[TF:XLA] Small change in tf2xla matmul to use BatchDot instead of Transpose + Dot.

This has the advantage that we can more easily detect symmetric matmuls (e.g. A * At) before the algebraic simplifier passes. BatchDot simply moves around contract_dims instead of adding a Transpose op.
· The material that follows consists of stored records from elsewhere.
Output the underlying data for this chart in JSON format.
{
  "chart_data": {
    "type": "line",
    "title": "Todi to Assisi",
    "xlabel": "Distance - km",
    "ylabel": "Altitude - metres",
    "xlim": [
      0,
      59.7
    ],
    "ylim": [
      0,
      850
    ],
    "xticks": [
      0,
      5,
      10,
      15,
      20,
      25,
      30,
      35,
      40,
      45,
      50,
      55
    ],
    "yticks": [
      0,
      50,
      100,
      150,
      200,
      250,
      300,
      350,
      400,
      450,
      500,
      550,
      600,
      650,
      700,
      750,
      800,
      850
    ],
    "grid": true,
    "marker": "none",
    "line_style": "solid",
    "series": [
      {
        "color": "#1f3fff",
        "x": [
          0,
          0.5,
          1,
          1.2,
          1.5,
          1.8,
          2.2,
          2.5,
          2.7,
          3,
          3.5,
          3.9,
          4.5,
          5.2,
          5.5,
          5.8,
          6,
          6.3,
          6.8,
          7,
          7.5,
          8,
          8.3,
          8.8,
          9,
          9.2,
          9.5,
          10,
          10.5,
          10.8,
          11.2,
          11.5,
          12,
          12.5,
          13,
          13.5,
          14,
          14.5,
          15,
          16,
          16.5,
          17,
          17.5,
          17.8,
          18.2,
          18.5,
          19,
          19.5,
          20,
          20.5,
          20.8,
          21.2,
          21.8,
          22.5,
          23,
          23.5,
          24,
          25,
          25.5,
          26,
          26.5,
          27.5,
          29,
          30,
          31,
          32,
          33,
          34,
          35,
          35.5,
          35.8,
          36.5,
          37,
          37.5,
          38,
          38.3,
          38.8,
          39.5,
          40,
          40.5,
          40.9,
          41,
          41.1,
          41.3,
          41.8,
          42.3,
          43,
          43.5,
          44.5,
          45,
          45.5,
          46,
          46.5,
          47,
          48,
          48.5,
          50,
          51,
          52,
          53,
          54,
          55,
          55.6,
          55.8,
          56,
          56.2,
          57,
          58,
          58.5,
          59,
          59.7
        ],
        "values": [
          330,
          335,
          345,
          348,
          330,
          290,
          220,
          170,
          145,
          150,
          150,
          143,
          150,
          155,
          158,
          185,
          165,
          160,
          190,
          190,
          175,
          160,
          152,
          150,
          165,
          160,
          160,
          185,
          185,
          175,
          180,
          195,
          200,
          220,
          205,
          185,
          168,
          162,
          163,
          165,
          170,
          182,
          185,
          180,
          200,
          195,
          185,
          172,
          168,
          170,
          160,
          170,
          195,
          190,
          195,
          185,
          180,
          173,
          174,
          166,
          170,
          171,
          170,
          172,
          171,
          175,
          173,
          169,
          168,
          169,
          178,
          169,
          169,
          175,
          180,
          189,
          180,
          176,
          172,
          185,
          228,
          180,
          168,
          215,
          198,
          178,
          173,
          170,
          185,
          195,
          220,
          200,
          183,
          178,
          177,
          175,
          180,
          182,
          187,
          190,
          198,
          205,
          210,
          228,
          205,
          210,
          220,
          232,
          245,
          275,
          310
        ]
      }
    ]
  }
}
Benchmarks (JF) --------------- Summary of changes: Compile time 0.99x geomean, range [ 0.80x, 1.58x], 1.00x arith mean Host memory 1.00x geomean, range [ 0.77x, 1.25x] SMEM usage 1.00x geomean, range [ 0.98x, 1.02x] Benchmark runtime 1.00x geomean, range [ 0.99x, 2.43x] No changes after rounding in HBM usage, VMEM usage, Bundle count, Overlay wait time, Static throttling PiperOrigin-RevId: 313255256 Change-Id: I13d781161fad9d685c7bfcb96e511130b2b9e182
2020-05-26 13:15:31 -07:00 · 2020-05-26 13:15:31 -07:00 · e7cc47384f
commit e7cc47384f
parent bb34d65cd7
1 changed files with 2 additions and 3 deletions
--- a/tensorflow/compiler/tf2xla/kernels/matmul_op.cc
+++ b/tensorflow/compiler/tf2xla/kernels/matmul_op.cc
@ -18,6 +18,7 @@ limitations under the License.
 #include "tensorflow/compiler/tf2xla/xla_helpers.h"
 #include "tensorflow/compiler/tf2xla/xla_op_kernel.h"
 #include "tensorflow/compiler/tf2xla/xla_op_registry.h"
+#include "tensorflow/compiler/xla/client/lib/matrix.h"
 #include "tensorflow/compiler/xla/client/xla_builder.h"
 #include "tensorflow/core/framework/op_kernel.h"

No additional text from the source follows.